DERAEDT, Lettres, vol.4 , p. 230

21 mar 1863 Constantinople DOUMET_MADAME

Il est aux deux tiers de son séjour ici. – Les donneurs de conseil. – Comment donc faut-il prendre les Bulgares?

Informations générales
  • DR04_230
  • 1947
  • DERAEDT, Lettres, vol.4 , p. 230
  • Orig.ms. ACR, AP 383; D'A., T.D. 34, n. 30, pp. 82-84.
Informations détaillées
  • 1 BULGARES
    1 RETOUR A L'UNITE
    2 COMBIE, MARIE-CATHERINE
    2 DOUMET, MARIE-CATHERINE
    2 DOUMET, PAUL-FRANCOIS
    2 STARAVEROS, EMMANUEL
    3 CONSTANTINOPLE
    3 FRANCE
    3 ROME
  • A MADAME DOUMET
  • DOUMET_MADAME
  • Constantinople, 21 mars [18]63.
  • 21 mar 1863
  • Constantinople
La lettre

Voyez, ma fille, comme je suis servi à souhait. Je demandais à votre soeur si vous ne me feriez pas voir votre écriture, et juste je reçois une lettre de vous, Dieu soit béni! Vous ne me parlez pas d’Emile, j’en conclus qu’il va tout à fait bien; et quant à Amélie, j’aurais été enchanté si elle avait pu prendre sur elle de me donner quelque chose de son cru(1).
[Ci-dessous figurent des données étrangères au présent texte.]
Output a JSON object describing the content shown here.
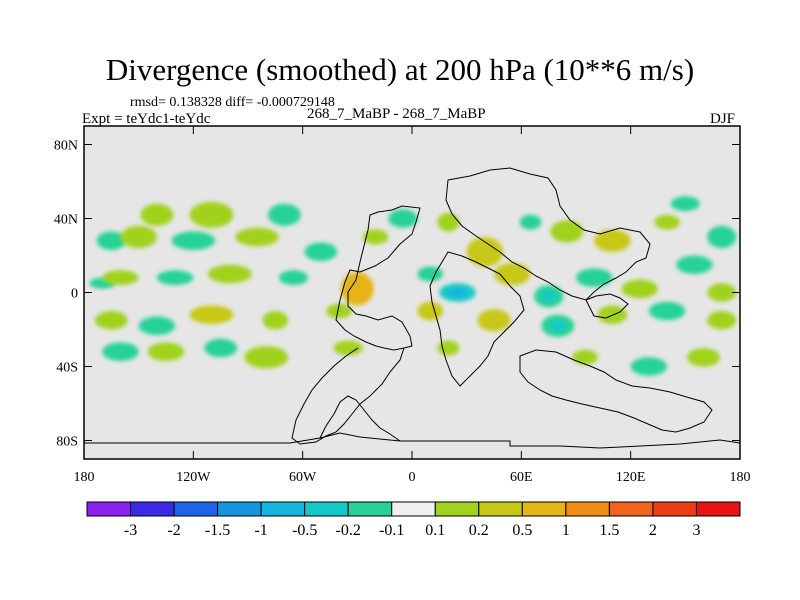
{
  "chart_data": {
    "type": "heatmap",
    "title": "Divergence (smoothed) at 200 hPa (10**6 m/s)",
    "subtitle_stats": "rmsd= 0.138328 diff= -0.000729148",
    "subtitle_expt": "Expt = teYdc1-teYdc",
    "subtitle_case": "268_7_MaBP - 268_7_MaBP",
    "subtitle_season": "DJF",
    "xlim": [
      -180,
      180
    ],
    "ylim": [
      -90,
      90
    ],
    "x_ticks": [
      {
        "value": -180,
        "label": "180"
      },
      {
        "value": -120,
        "label": "120W"
      },
      {
        "value": -60,
        "label": "60W"
      },
      {
        "value": 0,
        "label": "0"
      },
      {
        "value": 60,
        "label": "60E"
      },
      {
        "value": 120,
        "label": "120E"
      },
      {
        "value": 180,
        "label": "180"
      }
    ],
    "y_ticks": [
      {
        "value": 80,
        "label": "80N"
      },
      {
        "value": 40,
        "label": "40N"
      },
      {
        "value": 0,
        "label": "0"
      },
      {
        "value": -40,
        "label": "40S"
      },
      {
        "value": -80,
        "label": "80S"
      }
    ],
    "background_color": "#e6e6e6",
    "colorbar": {
      "labels": [
        "-3",
        "-2",
        "-1.5",
        "-1",
        "-0.5",
        "-0.2",
        "-0.1",
        "0.1",
        "0.2",
        "0.5",
        "1",
        "1.5",
        "2",
        "3"
      ],
      "colors": [
        "#8c1ff0",
        "#3c28e6",
        "#1e64e6",
        "#1496dc",
        "#14b4dc",
        "#14c8c8",
        "#28d296",
        "#f0f0f0",
        "#a0d21e",
        "#c8c814",
        "#e6b414",
        "#f08c14",
        "#f0641e",
        "#eb3c14",
        "#e61414"
      ]
    },
    "blobs": [
      {
        "lon": -170,
        "lat": 5,
        "rx": 7,
        "ry": 3,
        "value": -0.15
      },
      {
        "lon": -165,
        "lat": 28,
        "rx": 8,
        "ry": 5,
        "value": -0.12
      },
      {
        "lon": -150,
        "lat": 30,
        "rx": 10,
        "ry": 6,
        "value": 0.18
      },
      {
        "lon": -140,
        "lat": 42,
        "rx": 9,
        "ry": 6,
        "value": 0.16
      },
      {
        "lon": -110,
        "lat": 42,
        "rx": 12,
        "ry": 7,
        "value": 0.18
      },
      {
        "lon": -120,
        "lat": 28,
        "rx": 12,
        "ry": 5,
        "value": -0.15
      },
      {
        "lon": -85,
        "lat": 30,
        "rx": 12,
        "ry": 5,
        "value": 0.15
      },
      {
        "lon": -70,
        "lat": 42,
        "rx": 9,
        "ry": 6,
        "value": -0.13
      },
      {
        "lon": -50,
        "lat": 22,
        "rx": 9,
        "ry": 5,
        "value": -0.14
      },
      {
        "lon": -20,
        "lat": 30,
        "rx": 7,
        "ry": 4,
        "value": 0.16
      },
      {
        "lon": -5,
        "lat": 40,
        "rx": 8,
        "ry": 5,
        "value": -0.12
      },
      {
        "lon": 20,
        "lat": 38,
        "rx": 6,
        "ry": 5,
        "value": 0.18
      },
      {
        "lon": 40,
        "lat": 22,
        "rx": 10,
        "ry": 8,
        "value": 0.3
      },
      {
        "lon": 65,
        "lat": 38,
        "rx": 6,
        "ry": 4,
        "value": -0.14
      },
      {
        "lon": 85,
        "lat": 33,
        "rx": 9,
        "ry": 6,
        "value": 0.16
      },
      {
        "lon": 110,
        "lat": 28,
        "rx": 10,
        "ry": 6,
        "value": 0.22
      },
      {
        "lon": 140,
        "lat": 38,
        "rx": 7,
        "ry": 4,
        "value": 0.15
      },
      {
        "lon": 150,
        "lat": 48,
        "rx": 8,
        "ry": 4,
        "value": -0.12
      },
      {
        "lon": 170,
        "lat": 30,
        "rx": 8,
        "ry": 6,
        "value": -0.14
      },
      {
        "lon": -160,
        "lat": 8,
        "rx": 10,
        "ry": 4,
        "value": 0.14
      },
      {
        "lon": -130,
        "lat": 8,
        "rx": 10,
        "ry": 4,
        "value": -0.12
      },
      {
        "lon": -100,
        "lat": 10,
        "rx": 12,
        "ry": 5,
        "value": 0.16
      },
      {
        "lon": -65,
        "lat": 8,
        "rx": 8,
        "ry": 4,
        "value": -0.12
      },
      {
        "lon": -30,
        "lat": 2,
        "rx": 9,
        "ry": 9,
        "value": 0.6
      },
      {
        "lon": 10,
        "lat": 10,
        "rx": 7,
        "ry": 4,
        "value": -0.12
      },
      {
        "lon": 10,
        "lat": -10,
        "rx": 7,
        "ry": 5,
        "value": 0.2
      },
      {
        "lon": 25,
        "lat": 0,
        "rx": 10,
        "ry": 5,
        "value": -0.5
      },
      {
        "lon": 55,
        "lat": 10,
        "rx": 10,
        "ry": 6,
        "value": 0.25
      },
      {
        "lon": 75,
        "lat": -2,
        "rx": 8,
        "ry": 6,
        "value": -0.2
      },
      {
        "lon": 100,
        "lat": 8,
        "rx": 10,
        "ry": 5,
        "value": -0.15
      },
      {
        "lon": 125,
        "lat": 2,
        "rx": 10,
        "ry": 5,
        "value": 0.16
      },
      {
        "lon": 155,
        "lat": 15,
        "rx": 10,
        "ry": 5,
        "value": -0.14
      },
      {
        "lon": 170,
        "lat": 0,
        "rx": 8,
        "ry": 5,
        "value": 0.15
      },
      {
        "lon": -165,
        "lat": -15,
        "rx": 9,
        "ry": 5,
        "value": 0.16
      },
      {
        "lon": -140,
        "lat": -18,
        "rx": 10,
        "ry": 5,
        "value": -0.14
      },
      {
        "lon": -110,
        "lat": -12,
        "rx": 12,
        "ry": 5,
        "value": 0.2
      },
      {
        "lon": -75,
        "lat": -15,
        "rx": 7,
        "ry": 5,
        "value": 0.18
      },
      {
        "lon": -40,
        "lat": -10,
        "rx": 7,
        "ry": 4,
        "value": 0.15
      },
      {
        "lon": 45,
        "lat": -15,
        "rx": 9,
        "ry": 6,
        "value": 0.2
      },
      {
        "lon": 80,
        "lat": -18,
        "rx": 9,
        "ry": 6,
        "value": -0.2
      },
      {
        "lon": 110,
        "lat": -12,
        "rx": 8,
        "ry": 5,
        "value": 0.16
      },
      {
        "lon": 140,
        "lat": -10,
        "rx": 10,
        "ry": 5,
        "value": -0.14
      },
      {
        "lon": 170,
        "lat": -15,
        "rx": 8,
        "ry": 5,
        "value": 0.18
      },
      {
        "lon": -160,
        "lat": -32,
        "rx": 10,
        "ry": 5,
        "value": -0.13
      },
      {
        "lon": -135,
        "lat": -32,
        "rx": 10,
        "ry": 5,
        "value": 0.18
      },
      {
        "lon": -105,
        "lat": -30,
        "rx": 9,
        "ry": 5,
        "value": -0.13
      },
      {
        "lon": -80,
        "lat": -35,
        "rx": 12,
        "ry": 6,
        "value": 0.17
      },
      {
        "lon": -35,
        "lat": -30,
        "rx": 8,
        "ry": 4,
        "value": 0.15
      },
      {
        "lon": 20,
        "lat": -30,
        "rx": 6,
        "ry": 4,
        "value": 0.18
      },
      {
        "lon": 95,
        "lat": -35,
        "rx": 7,
        "ry": 4,
        "value": 0.15
      },
      {
        "lon": 130,
        "lat": -40,
        "rx": 10,
        "ry": 5,
        "value": -0.14
      },
      {
        "lon": 160,
        "lat": -35,
        "rx": 9,
        "ry": 5,
        "value": 0.14
      }
    ]
  }
}
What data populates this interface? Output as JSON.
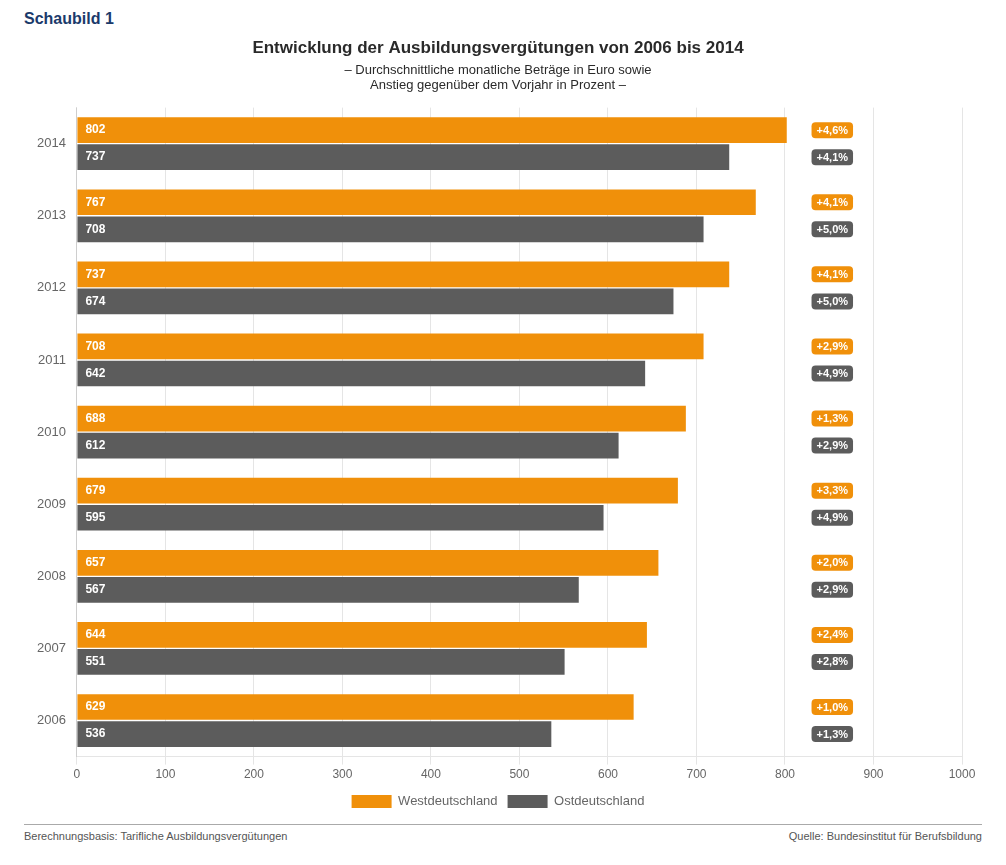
{
  "chart_data": {
    "type": "bar",
    "orientation": "horizontal",
    "title": "Entwicklung der Ausbildungsvergütungen von 2006 bis 2014",
    "subtitle": "– Durchschnittliche monatliche Beträge in Euro sowie\nAnstieg gegenüber dem Vorjahr in Prozent –",
    "annotations": [
      "Schaubild 1",
      "Berechnungsbasis: Tarifliche Ausbildungsvergütungen",
      "Quelle: Bundesinstitut für Berufsbildung"
    ],
    "categories": [
      "2006",
      "2007",
      "2008",
      "2009",
      "2010",
      "2011",
      "2012",
      "2013",
      "2014"
    ],
    "series": [
      {
        "name": "Westdeutschland",
        "color": "#F0900A",
        "values": [
          629,
          644,
          657,
          679,
          688,
          708,
          737,
          767,
          802
        ],
        "pct_labels": [
          "+1,0%",
          "+2,4%",
          "+2,0%",
          "+3,3%",
          "+1,3%",
          "+2,9%",
          "+4,1%",
          "+4,1%",
          "+4,6%"
        ]
      },
      {
        "name": "Ostdeutschland",
        "color": "#5C5C5C",
        "values": [
          536,
          551,
          567,
          595,
          612,
          642,
          674,
          708,
          737
        ],
        "pct_labels": [
          "+1,3%",
          "+2,8%",
          "+2,9%",
          "+4,9%",
          "+2,9%",
          "+4,9%",
          "+5,0%",
          "+5,0%",
          "+4,1%"
        ]
      }
    ],
    "xlim": [
      0,
      1000
    ],
    "xticks": [
      0,
      100,
      200,
      300,
      400,
      500,
      600,
      700,
      800,
      900,
      1000
    ],
    "grid": true,
    "legend": "bottom",
    "data_labels": true
  }
}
Voyez comme le temps passe. Me voilà aux deux tiers de mon séjour ici. Dans un mois ou cinq semaines, je serai à Rome, et même sur le point de retourner en France. Quelle rapidité! Je n’ose pas dire que je suis pressé de laisser la multitude de donneurs de conseils, qui pullulent ici peut-être plus que partout ailleurs. Règle générale, le genre humain sait une foule de choses que je ne sais pas; mais quand le genre humain se précipite du matin au soir par ma porte pour me donner des conseils, j’ai la plus terrible envie de me précipiter par la fenêtre pour m’en préserver. Cependant, comme je loge au second étage, j’hésite encore et je n’ai pas jusqu’à présent succombé à la tentation.

De tous ces avis, conseils, renseignements, observations, explications et réclamations donnés jusqu’à la 3e édition il résulte par moments un fouillis dans ma cervelle, qui fait que je ne sais plus où j’en suis. Cependant, après m’être palpé, je me retrouve dans ma chambre, à Constantinople, m’occupant de Bulgares. Mais voyons, donnez-moi votre avis. Est-ce par le côté politique ou le côté religieux qu’il faut les prendre? Est-ce avec douceur ou fermeté? Faut-il consentir à se laisser tromper par eux, et à l’aide de leurs mensonges (ils en font beaucoup), les conduire à la vérité? Faut-il leur ménager la grâce de Dieu en leur donnant de l’argent, qu’ils demandent sans cesse? Ils sont tous ruinés, volés, voleurs, en prison ou sur le point d’y aller ou même d’y rentrer supposé qu’ils en sortent. Quel est le chef bulgare qui n’a pas été un peu en prison, ne fut-ce que pour avoir battu sa femme ou vendu sa fille? Ceux-là sont les plus honnêtes, au dire de Monseigneur de Drama(2). Faut-il convertir cette charmante génération ou attendre celle qui pousse? Faut-il laisser les enfants à la portée de leurs parents, qui risquent de les déformer à leur image et ressemblance? Faut-il les envoyer en France où ils risquent de devenir des orgueilleux qui ne voudront plus retourner chez eux?

Ah! mais vous n’avez pas la tête cassée de mes questions? Heureusement que je vous dispense d’y répondre. Seulement, vous voyez quelle cohue d’idées viennent se heurter, et quand, sur chaque proposition il y a trois avis différents, plus un quatrième qui déclare que l’on ne comprend pas, et qui expose une idée qui va à l’affaire que l’on traite comme des cheveux dans la soupe, à quoi se résoudre? A dire comme le meunier: « Je veux faire à ma guise », et probablement c’est ainsi que je ferai.

Adieu, ma bien chère fille. Priez bien pour moi, et croyez à ma bien profonde affection.

E.D'ALZON.
Notes et post-scriptum
1. Emile et Amélie, les enfants de Mme Doumet. Sa soeur est Soeur M.-Catherine Combié R.A.
2. Mgr Emm. Staraveros, archevêque de Drama (Thrace), venu à l'unité catholique le 22 novembre 1861. Il avait été sacré archevêque en 1840 sous le nom de Meletios.